La crisi economica dovrebbe aiutarci a ripensare il nostro modello di sviluppo, senza buttare il bambino con l'acqua sporca, si intende. Però lavando ben bene il bambino dalla sporcizia che si è accumulata.

P.S.: Viaggiando negli USA ho sempre provato disagio a vedere i giovani e le famiglie passare ordinariamente la domenica nei "mall", i grandi centri commerciali che offrono, assieme allo shopping, anche servizi per il tempo libero (cinema, palestre, sale di lettura, giochi di simulazione dal vivo). Pensavo che sarebbe stato gramo vedere esportato questo modello "domenicale" anche in Italia (e in Europa).

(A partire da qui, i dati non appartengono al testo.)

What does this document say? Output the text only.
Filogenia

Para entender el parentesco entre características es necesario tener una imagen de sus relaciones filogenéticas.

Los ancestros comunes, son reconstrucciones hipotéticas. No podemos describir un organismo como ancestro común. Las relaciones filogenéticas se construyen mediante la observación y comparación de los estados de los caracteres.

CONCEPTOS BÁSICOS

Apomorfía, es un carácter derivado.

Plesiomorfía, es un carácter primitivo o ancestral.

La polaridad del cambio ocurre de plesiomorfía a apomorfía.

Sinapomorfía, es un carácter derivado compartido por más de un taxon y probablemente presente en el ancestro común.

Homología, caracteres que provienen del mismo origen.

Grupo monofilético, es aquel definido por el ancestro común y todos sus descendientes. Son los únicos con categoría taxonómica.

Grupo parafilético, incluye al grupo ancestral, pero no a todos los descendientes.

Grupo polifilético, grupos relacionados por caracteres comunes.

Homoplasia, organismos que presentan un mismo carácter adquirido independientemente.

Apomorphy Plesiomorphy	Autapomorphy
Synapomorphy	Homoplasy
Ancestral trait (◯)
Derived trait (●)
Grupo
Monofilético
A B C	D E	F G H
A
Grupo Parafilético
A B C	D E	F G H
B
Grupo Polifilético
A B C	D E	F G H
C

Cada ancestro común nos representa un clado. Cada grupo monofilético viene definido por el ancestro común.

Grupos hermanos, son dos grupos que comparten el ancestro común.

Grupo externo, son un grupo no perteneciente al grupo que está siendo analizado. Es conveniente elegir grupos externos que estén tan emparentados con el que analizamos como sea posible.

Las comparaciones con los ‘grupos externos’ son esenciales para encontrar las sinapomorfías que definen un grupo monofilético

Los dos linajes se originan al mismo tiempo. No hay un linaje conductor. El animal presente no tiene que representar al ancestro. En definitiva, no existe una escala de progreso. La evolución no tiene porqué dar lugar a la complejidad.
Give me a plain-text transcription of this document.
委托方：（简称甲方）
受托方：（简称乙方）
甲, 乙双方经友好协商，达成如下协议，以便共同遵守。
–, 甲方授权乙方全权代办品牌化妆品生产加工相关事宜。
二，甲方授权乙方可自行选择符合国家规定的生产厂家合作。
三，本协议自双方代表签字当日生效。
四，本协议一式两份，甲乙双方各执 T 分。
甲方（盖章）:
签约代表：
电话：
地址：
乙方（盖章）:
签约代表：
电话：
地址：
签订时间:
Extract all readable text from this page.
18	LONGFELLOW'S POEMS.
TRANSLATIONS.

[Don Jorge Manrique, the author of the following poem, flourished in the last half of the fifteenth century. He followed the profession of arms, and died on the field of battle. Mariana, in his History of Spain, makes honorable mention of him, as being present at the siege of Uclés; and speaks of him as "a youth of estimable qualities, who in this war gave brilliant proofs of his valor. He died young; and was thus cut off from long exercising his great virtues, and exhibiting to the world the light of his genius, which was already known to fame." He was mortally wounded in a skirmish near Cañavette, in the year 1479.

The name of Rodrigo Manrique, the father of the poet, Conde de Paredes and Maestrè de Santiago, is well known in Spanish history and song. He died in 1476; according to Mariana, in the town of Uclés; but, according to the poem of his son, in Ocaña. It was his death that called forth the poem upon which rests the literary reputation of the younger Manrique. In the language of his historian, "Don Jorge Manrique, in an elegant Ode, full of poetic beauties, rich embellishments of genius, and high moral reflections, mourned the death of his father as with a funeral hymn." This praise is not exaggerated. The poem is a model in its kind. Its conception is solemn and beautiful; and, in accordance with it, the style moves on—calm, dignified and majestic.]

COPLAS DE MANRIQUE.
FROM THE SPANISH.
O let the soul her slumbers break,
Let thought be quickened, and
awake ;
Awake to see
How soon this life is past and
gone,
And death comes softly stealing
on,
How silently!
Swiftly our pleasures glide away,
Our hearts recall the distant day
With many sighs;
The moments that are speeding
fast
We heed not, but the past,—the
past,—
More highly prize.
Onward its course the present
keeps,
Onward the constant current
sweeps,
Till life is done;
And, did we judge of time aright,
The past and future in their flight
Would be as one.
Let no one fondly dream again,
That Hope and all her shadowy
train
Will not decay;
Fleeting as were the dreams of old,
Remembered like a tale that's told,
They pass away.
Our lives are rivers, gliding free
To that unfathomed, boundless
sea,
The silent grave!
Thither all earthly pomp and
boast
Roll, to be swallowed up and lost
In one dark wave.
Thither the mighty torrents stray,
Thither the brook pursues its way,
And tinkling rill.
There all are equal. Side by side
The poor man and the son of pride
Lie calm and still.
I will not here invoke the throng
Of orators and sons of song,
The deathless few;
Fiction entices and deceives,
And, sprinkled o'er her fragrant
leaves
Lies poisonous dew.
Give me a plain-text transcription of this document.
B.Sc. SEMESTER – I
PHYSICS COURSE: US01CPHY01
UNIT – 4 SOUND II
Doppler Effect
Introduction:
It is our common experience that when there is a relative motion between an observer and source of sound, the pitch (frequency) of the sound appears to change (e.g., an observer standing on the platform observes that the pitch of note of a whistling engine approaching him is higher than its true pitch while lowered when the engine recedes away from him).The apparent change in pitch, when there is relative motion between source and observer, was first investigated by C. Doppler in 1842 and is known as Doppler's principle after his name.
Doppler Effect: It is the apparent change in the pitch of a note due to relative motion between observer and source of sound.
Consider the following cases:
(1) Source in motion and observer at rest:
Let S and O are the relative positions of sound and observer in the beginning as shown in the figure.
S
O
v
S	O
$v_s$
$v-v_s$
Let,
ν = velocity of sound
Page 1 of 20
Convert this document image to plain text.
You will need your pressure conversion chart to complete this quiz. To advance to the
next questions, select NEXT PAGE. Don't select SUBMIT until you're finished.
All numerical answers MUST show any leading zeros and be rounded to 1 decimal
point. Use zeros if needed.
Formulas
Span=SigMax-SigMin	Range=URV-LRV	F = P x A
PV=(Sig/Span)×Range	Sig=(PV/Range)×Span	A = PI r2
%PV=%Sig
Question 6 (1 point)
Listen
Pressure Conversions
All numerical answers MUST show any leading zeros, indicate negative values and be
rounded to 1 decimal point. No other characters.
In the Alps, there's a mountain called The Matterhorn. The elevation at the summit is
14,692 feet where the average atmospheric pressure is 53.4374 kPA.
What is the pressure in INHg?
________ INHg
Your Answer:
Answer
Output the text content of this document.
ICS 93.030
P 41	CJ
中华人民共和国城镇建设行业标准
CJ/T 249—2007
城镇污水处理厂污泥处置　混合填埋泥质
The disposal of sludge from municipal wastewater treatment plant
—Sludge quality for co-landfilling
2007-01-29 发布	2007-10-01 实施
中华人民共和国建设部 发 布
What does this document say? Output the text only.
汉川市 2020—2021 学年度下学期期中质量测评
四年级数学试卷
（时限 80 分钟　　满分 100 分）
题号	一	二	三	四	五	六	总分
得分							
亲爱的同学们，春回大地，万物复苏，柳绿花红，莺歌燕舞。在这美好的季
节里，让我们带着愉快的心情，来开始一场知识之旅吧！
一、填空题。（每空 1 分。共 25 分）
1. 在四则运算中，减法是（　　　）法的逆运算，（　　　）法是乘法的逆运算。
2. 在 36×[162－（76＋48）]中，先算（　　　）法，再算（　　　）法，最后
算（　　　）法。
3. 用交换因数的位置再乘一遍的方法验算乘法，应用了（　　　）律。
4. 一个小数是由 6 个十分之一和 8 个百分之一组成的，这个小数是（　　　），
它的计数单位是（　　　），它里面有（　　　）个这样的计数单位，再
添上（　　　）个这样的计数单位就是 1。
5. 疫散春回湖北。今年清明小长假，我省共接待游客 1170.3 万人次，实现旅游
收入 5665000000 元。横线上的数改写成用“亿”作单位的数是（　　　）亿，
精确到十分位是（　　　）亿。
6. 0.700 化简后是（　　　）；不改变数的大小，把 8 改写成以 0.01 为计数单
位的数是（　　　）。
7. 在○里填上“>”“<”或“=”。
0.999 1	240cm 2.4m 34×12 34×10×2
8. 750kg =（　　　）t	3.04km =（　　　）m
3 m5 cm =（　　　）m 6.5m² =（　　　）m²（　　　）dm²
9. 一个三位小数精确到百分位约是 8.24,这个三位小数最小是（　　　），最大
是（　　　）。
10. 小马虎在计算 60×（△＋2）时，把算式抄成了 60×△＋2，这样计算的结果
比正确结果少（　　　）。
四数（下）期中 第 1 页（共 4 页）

Rimango sempre dello stesso parere, per me la spesa si fa durante la settimana o il sabato mattina, se vado in un centro commerciale la domenica è per andare al cinema (perché ormai non ci sono più sale in centro città).
Per cui la questione diventa anche la qualità dell'offerta culturale (o sportiva, o del tempo libero) e la capacità di attrazione della stessa riprendendosi i luoghi dei paesi e delle città.
Sono tempi di vacche magre, e gli enti locali non possono più investire come una volta in strutture e in eventi. Però possono favorire come non mai un'economia privata del loisir e della cultura, se è vero che la spesa individuale e delle famiglie in questo campo è in costante aumento. Magari traendone un vantaggio in termini di entrate per i propri bilanci.